Armed forces in Kashmir are detaining children and molesting women and girls amid a state-wide blackout, report claims.

kashmir lockdown
Kashmiri boys cycle in an empty street during restrictions in Srinagar, Jammu and Kashmir, on August 14, 2019.

Security forces in Kashmir have abducted hundreds of boys in midnight raids and molested women and girls amid the state’s 11-day blackout, a group of Indian economists and activists said in a new report.

Regional police, army, and paramilitary forces have raided hundred of homes around the region and arbitrarily snatched “very young schoolboys and teenagers” from their beds from as early as August 5, the investigation — titled “Kashmir Caged” and published Wednesday— said.

Those officers also molested women and girls during these nighttime raids, the researchers said, without specifying exactly what their actions were.

The report doesn’t explicitly say whether those officers were employed by the Kashmiri regional government or the Indian government. However, most police, paramilitary, and army officers in Jammu and Kashmir work under the Indian government.

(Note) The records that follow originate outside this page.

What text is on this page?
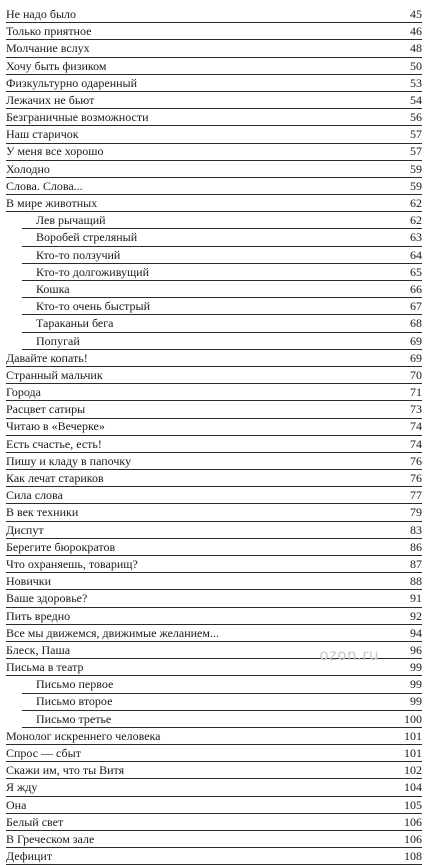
Не надо было	45
Только приятное	46
Молчание вслух	48
Хочу быть физиком	50
Физкультурно одаренный	53
Лежачих не бьют	54
Безграничные возможности	56
Наш старичок	57
У меня все хорошо	57
Холодно	59
Слова. Слова...	59
В мире животных	62
Лев рычащий	62
Воробей стреляный	63
Кто-то ползучий	64
Кто-то долгоживущий	65
Кошка	66
Кто-то очень быстрый	67
Тараканьи бега	68
Попугай	69
Давайте копать!	69
Странный мальчик	70
Города	71
Расцвет сатиры	73
Читаю в «Вечерке»	74
Есть счастье, есть!	74
Пишу и кладу в папочку	76
Как лечат стариков	76
Сила слова	77
В век техники	79
Диспут	83
Берегите бюрократов	86
Что охраняешь, товарищ?	87
Новички	88
Ваше здоровье?	91
Пить вредно	92
Все мы движемся, движимые желанием...	94
Блеск, Паша	96
Письма в театр	99
Письмо первое	99
Письмо второе	99
Письмо третье	100
Монолог искреннего человека	101
Спрос — сбыт	101
Скажи им, что ты Витя	102
Я жду	104
Она	105
Белый свет	106
В Греческом зале	106
Дефицит	108
ozon.ru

Parents were afraid to tell them about their sons’ abductions as they didn’t want to arrested for disrupting state security. Some worried that their boys would be “disappeared” — killed in custody — because their family had spoken out, the report said.

There are no formal records of these arrests, one civilian said, so if someone was killed in custody the police could claim that they were never taken in the first place.

One 11-year-old boy in Pampore, a town in western Kashmir, told the researchers he was beaten up during his detention from August 5 to 11, and that there were boys even younger than him in custody.

The researchers also said that Kashmiri security forces have been indiscriminately firing pellet guns against civilians, leaving them hospitalized and bleeding internally.

Journalists in Kashmir have reported being prohibited from moving around the region, and local TV channels and news websites are unable to function.

Some local journalists have been able to continue file stories either with a satellite phone or giving USB sticks of their work to people flying out of the region, but they remain a minority.

People in the city of Srinagar have also been able to organize large-scale protests despite the communications ban.